A opinião é de Sérgio De Zen, diretor-executivo de Política Agrícola da Conab (Companhia Nacional do Abastecimento) e professor doutor da ESALQ-USP, que falou à CNN nesta quarta-feira (8).

Um dos fatores já está bem encaminhado, o aumento da produção nacional. O agronegócio bateu recorde de exportações em 2021 até aqui, movimentando US$ 102 bilhões entre janeiro em outubro, segundo relatório da Confederação Nacional da Agricultura e Pecuária (CNA).

Ele vê o Brasil “entrando num ano bastante promissor”, com a perspectiva de crescimento forte da produção de soja, milho e proteína animal.

“Para 2022, a perspectiva é de uma safra de 289 milhões de toneladas, crescimento próximo de 19% em relação à safra anterior, já precificando intempéries climáticas e adversidades normais”, avalia.

“O consumidor vai começar a ver uma redução de preços. Se a gente tiver uma reversão de câmbio, que é um cenário bastante plausível, ele será mais beneficiado ainda”, afirma de Zen. “A gente tem uma perspectiva bastante otimista”, completa.

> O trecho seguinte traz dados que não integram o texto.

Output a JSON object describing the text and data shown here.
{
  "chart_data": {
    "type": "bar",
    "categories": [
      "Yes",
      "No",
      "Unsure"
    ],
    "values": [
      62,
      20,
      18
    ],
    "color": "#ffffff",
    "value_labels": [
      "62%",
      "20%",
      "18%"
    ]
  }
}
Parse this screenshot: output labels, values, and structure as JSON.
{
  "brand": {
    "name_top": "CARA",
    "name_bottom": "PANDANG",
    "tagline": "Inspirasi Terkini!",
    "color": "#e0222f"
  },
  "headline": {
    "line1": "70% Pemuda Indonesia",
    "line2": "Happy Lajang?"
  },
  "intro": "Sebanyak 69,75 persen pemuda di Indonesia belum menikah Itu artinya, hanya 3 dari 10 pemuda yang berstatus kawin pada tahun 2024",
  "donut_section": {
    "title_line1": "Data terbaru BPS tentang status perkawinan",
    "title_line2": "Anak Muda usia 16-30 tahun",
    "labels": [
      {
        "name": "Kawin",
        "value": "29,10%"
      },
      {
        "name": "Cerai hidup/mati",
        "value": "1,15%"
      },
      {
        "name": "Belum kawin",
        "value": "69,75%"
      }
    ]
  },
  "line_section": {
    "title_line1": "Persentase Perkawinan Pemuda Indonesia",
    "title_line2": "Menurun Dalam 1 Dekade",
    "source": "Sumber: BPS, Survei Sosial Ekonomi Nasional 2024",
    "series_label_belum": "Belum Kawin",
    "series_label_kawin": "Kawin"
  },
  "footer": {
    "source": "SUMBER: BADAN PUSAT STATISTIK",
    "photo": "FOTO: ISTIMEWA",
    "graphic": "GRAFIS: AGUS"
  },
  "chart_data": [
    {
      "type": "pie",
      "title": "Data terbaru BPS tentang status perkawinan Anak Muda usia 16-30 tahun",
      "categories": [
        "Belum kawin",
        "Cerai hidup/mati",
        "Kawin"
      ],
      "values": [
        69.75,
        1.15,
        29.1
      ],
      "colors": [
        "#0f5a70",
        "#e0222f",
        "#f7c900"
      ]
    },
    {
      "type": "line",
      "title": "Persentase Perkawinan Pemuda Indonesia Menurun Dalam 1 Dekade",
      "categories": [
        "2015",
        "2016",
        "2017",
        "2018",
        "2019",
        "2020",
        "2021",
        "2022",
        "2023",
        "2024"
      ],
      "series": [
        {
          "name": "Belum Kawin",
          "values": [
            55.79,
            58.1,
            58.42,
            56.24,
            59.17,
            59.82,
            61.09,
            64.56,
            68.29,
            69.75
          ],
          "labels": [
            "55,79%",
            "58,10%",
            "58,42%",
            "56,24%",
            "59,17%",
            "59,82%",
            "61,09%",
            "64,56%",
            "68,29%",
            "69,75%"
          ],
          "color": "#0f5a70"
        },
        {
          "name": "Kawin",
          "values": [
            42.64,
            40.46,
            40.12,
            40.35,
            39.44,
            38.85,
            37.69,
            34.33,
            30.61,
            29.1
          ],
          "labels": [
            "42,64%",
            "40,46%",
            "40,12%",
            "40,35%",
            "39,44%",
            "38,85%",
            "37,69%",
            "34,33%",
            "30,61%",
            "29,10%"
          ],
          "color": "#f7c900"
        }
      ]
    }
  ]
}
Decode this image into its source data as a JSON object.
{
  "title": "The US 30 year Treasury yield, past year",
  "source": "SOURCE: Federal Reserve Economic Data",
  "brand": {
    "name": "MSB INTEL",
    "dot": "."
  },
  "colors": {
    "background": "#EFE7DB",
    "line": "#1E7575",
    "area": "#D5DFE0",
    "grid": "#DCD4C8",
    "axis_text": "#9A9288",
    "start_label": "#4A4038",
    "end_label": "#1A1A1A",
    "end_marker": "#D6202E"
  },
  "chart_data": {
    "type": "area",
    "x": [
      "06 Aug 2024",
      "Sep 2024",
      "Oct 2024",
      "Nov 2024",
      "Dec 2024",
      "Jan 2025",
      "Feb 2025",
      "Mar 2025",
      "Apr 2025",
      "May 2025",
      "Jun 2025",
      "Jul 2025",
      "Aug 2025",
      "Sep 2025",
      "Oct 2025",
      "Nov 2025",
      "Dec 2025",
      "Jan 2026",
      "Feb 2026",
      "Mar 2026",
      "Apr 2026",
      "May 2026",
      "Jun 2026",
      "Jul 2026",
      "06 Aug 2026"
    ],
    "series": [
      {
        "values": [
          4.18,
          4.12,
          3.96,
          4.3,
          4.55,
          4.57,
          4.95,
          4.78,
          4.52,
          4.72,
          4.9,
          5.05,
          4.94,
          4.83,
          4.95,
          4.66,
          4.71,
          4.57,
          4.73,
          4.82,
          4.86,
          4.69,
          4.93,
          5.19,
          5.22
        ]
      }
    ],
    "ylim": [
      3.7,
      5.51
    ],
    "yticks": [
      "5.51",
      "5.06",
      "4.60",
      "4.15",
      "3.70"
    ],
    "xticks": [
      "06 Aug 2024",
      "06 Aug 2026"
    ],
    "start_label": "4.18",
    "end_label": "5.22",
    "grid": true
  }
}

Ele ressalta que o aumento do preço da carne ao longo deste ano esteve diretamente relacionado à desvalorização cambial, “e como a proteína tem custos em dólar, ela encarece nesse momento para quem compra em reais, mas a gente tem neste momento um aumento da produtividade que compensa uma parte disso”, explica.

Fator China

Pesa ainda sobre a possibilidade de o brasileiro ver o preço mais amigo na gôndola o fato de a China, maior importadora de carne brasileira, estar empenhada em favorecer o consumo de produção local de proteína animal, que é basicamente composta de carne suína.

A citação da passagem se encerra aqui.